OKUPANDO LA PANTALLA

Tiempo de lectura: 5 minutos

“La América profunda” suele ser un tema que parte de la clase media a la hora de elegir qué ficción ama amar. Desde el cine o en cualquier plataforma sentarse a mirar cómo Hollywood nos muestra el lado B de la tierra prometida suele ser premiada a la hora de la entrega de las estatuillas y halagada desde los livings calentitos de los espectadores.

El último crush de la audiencia privilegiada, “Mare of Easttown”, sumó a las buenas críticas sobre el guión la discusión sobre la estética de su protagonista Kate Winslet que para protagonizar -y siendo su productora ejecutiva- logró que no haya ningún retoque tecnológico sobre su cuerpo. Arrugas, un cuerpo real y el cansancio de una mujer común viviendo en un lugar silvestre fueron aplaudidas en tiempos donde el entrenamiento y el ácido hialurónico es un hit inigualable.

Algo que nos alivia aunque en el fondo nada cambie.
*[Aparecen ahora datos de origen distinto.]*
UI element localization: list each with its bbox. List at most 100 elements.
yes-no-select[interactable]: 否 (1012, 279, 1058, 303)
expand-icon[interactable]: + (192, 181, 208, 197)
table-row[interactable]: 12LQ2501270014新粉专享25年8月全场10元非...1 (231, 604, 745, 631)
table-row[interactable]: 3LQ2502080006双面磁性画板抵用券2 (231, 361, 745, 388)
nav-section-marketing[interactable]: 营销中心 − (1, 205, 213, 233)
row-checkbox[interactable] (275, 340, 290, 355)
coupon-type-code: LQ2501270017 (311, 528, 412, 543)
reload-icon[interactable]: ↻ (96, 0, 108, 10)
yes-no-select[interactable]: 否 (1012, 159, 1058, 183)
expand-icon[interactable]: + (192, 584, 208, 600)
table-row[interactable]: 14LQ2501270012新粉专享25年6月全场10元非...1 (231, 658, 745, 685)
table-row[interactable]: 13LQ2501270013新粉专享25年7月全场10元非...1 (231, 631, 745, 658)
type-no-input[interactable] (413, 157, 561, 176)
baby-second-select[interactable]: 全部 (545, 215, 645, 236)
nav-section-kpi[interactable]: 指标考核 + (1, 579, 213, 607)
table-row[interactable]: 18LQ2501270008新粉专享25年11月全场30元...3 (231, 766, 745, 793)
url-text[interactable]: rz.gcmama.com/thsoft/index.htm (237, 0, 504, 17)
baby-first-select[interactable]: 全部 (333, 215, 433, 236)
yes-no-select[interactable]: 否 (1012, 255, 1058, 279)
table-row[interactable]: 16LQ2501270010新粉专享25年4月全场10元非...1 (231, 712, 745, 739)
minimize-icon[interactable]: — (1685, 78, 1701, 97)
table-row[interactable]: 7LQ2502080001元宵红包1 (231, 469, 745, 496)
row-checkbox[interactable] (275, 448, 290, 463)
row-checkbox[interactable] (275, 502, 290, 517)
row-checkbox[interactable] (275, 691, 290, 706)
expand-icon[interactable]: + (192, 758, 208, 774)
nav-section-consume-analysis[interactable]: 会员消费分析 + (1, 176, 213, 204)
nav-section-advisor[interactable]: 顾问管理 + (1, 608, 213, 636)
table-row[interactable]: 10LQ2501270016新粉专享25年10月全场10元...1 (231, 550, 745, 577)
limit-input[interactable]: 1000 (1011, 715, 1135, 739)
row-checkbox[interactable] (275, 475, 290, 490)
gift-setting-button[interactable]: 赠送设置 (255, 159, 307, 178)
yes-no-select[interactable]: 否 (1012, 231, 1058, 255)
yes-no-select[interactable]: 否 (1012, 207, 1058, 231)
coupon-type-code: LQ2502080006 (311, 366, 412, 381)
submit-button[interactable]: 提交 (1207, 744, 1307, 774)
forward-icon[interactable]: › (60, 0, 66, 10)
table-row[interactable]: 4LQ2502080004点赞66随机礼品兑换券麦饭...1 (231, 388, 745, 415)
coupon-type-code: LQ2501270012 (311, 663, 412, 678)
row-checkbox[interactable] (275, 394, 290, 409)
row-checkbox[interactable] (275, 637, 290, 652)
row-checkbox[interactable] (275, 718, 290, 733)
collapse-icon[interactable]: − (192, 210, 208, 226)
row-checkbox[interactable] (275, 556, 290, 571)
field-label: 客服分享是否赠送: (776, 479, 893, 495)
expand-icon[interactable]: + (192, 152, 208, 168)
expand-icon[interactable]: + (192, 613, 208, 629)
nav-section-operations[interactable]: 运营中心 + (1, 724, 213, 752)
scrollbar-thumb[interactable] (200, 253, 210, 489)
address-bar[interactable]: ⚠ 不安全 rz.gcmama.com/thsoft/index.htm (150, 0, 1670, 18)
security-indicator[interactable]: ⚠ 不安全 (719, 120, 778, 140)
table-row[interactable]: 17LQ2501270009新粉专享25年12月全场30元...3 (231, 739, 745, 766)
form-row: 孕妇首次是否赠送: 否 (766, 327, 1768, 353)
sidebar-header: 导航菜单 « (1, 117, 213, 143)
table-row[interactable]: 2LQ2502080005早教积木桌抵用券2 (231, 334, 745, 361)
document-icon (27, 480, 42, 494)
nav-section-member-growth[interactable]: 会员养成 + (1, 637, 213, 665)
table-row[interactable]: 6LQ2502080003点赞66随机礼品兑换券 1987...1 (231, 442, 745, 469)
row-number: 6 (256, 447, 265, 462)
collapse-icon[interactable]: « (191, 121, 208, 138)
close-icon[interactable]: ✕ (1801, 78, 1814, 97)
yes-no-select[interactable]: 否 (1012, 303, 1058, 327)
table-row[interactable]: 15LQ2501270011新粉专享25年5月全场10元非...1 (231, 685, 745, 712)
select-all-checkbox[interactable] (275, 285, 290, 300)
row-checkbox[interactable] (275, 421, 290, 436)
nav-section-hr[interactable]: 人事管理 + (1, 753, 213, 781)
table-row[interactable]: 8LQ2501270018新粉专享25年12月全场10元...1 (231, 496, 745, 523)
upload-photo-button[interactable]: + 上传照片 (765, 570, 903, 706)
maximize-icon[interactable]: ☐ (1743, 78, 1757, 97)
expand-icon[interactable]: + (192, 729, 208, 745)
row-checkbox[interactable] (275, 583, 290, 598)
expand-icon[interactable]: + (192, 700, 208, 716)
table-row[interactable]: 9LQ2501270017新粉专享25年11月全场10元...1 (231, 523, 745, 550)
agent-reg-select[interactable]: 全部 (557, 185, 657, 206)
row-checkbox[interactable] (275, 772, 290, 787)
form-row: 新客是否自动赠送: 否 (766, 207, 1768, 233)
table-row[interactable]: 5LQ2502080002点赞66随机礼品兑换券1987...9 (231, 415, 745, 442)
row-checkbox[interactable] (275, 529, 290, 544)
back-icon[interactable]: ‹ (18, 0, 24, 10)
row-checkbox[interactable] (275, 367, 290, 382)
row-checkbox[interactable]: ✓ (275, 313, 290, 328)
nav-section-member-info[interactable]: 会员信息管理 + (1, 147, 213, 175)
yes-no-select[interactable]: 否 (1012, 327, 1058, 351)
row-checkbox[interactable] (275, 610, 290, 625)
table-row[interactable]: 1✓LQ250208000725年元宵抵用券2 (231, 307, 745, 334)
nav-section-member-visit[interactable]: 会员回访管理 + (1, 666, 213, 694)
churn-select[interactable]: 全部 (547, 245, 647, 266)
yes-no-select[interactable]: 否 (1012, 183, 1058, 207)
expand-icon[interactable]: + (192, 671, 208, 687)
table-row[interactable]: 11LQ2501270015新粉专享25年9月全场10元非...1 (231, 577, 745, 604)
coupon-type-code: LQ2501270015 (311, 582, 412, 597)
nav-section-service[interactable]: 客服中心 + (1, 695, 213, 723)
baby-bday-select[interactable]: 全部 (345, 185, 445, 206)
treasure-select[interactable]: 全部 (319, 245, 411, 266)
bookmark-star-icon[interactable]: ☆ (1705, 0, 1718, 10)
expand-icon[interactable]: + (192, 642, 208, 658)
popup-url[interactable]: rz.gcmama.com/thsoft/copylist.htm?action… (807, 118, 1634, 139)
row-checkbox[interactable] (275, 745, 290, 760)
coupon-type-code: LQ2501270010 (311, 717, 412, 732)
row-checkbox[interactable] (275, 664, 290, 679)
Si bien a simple vista uno podría reconocer que hasta su peinado se asemeja al de Sarah Linden, la detective gris y perturbada de la versión norteamericana del policial “The Killing”, el tema del pueblo chico y difícil siempre tiene una consideración especial. No todo lo que nos venden como brillante es oro, pensamos, mientras agregamos un tema más para ideologizar alguna discusión con amigos post cena.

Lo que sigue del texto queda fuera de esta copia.